Qt 5 and Qt 6 compatibility

The semantics of the CMake API in Qt 5 and Qt 6 are largely compatible. However, up to Qt 5.14, all imported Qt library targets and commands contained the version number as part of the name. This makes writing CMake code that should work with both Qt 5 and Qt 6 somewhat cumbersome. Qt 5.15 therefore introduced versionless targets and commands to enable writing CMake code that is largely agnostic to the different Qt versions.

Versionless targets

In addition to the existing imported targets, Qt 5.15 introduced versionless targets. That is, to link against Qt Core one can both reference Qt6::Core, or Qt::Core:

find_package(Qt6 COMPONENTS Widgets)
if (NOT Qt6_FOUND)
    find_package(Qt5 5.15 COMPONENTS Core REQUIRED)

add_executable(helloworld
    ...
)

target_link_libraries(helloworld PRIVATE Qt::Core)

Above snippet first tries to find a Qt 6 installation. If that fails, it tries to find a Qt 5.15 package. Independent of whether Qt 6 or Qt 5 is used, we can use the imported Qt::Core target.

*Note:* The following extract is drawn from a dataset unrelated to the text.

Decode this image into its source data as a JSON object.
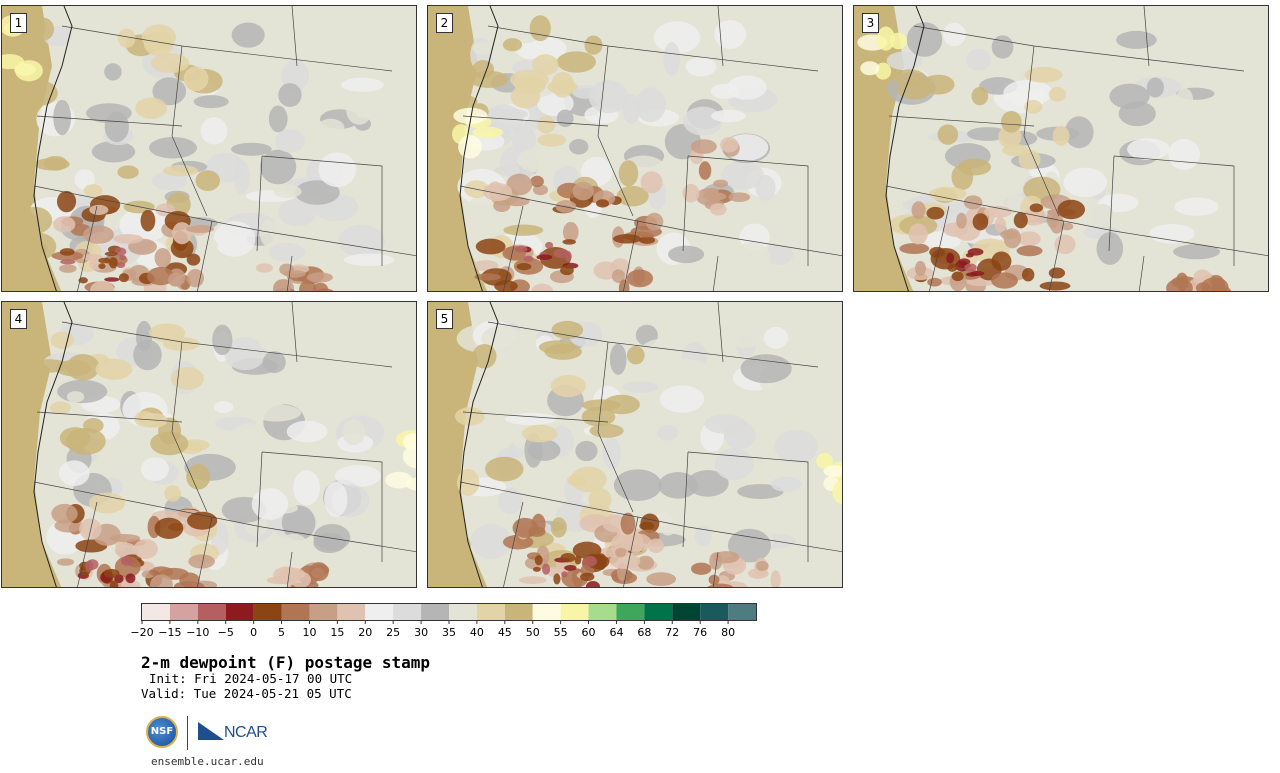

The versionless targets are defined by default. Set QT_NO_CREATE_VERSIONLESS_TARGETS before the first find_package() call to disable them.

Note: The imported Qt::Core target will not feature the target properties that are available in the Qt6::Core target.

Versionless commands

Since Qt 5.15, the Qt modules also provide versionless variants of their commands. You can for instance now use qt_add_translation to compile translation files, independent of whether you use Qt 5 or Qt 6.

Set QT_NO_CREATE_VERSIONLESS_FUNCTIONS before the first find_package() call to prevent the creation of versionless commands.

Mixing Qt 5 and Qt 6

There might be projects that need to load both Qt 5 and Qt 6 in one CMake context (though mixing Qt versions in one library or executable is not supported, so be careful there).

In such a setup the versionless targets and commands will be implicitly referring to the first Qt version that was found via find_package. Set the QT_DEFAULT_MAJOR_VERSION CMake variable before the first find_package call to make the version explicit.

Supporting older Qt 5 versions

If you need to support also Qt 5 versions older than Qt 5.15, you can do so by storing the current version in an CMake variable:

find_package(QT NAMES Qt6 Qt5 COMPONENTS Core REQUIRED)
find_package(Qt${QT_VERSION_MAJOR} COMPONENTS Core REQUIRED)

add_executable(helloworld
    ...
)

target_link_libraries(helloworld PRIVATE Qt${QT_VERSION_MAJOR}::Core)

Here we let find_package(<PackageName>...) try to find first Qt 6, and if that fails Qt 5, under the name QT. If either of them is found, find_package will succeed, and the CMake variable QT_VERSION_MAJOR will be defined to either 5 or 6.

We then do load the package for the determined Qt version again by creating the name Qt${QT_VERSION_MAJOR} on the fly. This is needed because CMAKE_AUTOMOC expects the package name to be either Qt5 or Qt6, and will print an error otherwise.

We can use the same pattern to also specify the name of the imported library. Before calling target_link_libraries, CMake will resolve Qt${QT_VERSION_MAJOR}::Widgets to either Qt5::Widgets or Qt6::Widgets.

Use the versionless variants of the CMake commands where possible.

Versionless imported targets are mostly useful for projects that need to compile with both Qt 5 and Qt 6. Because of the missing target properties, we do not recommend using them by default.

Use the versioned versions of the CMake commands and targets if you need to support Qt 5 versions older than Qt 5.15, or if you cannot control whether your CMake code is loaded in a context where QT_NO_CREATE_VERSIONLESS_FUNCTIONS or QT_NO_CREATE_VERSIONLESS_TARGETS might be defined. In this case you can still simplify your code by determining the actual command or target name through a variable.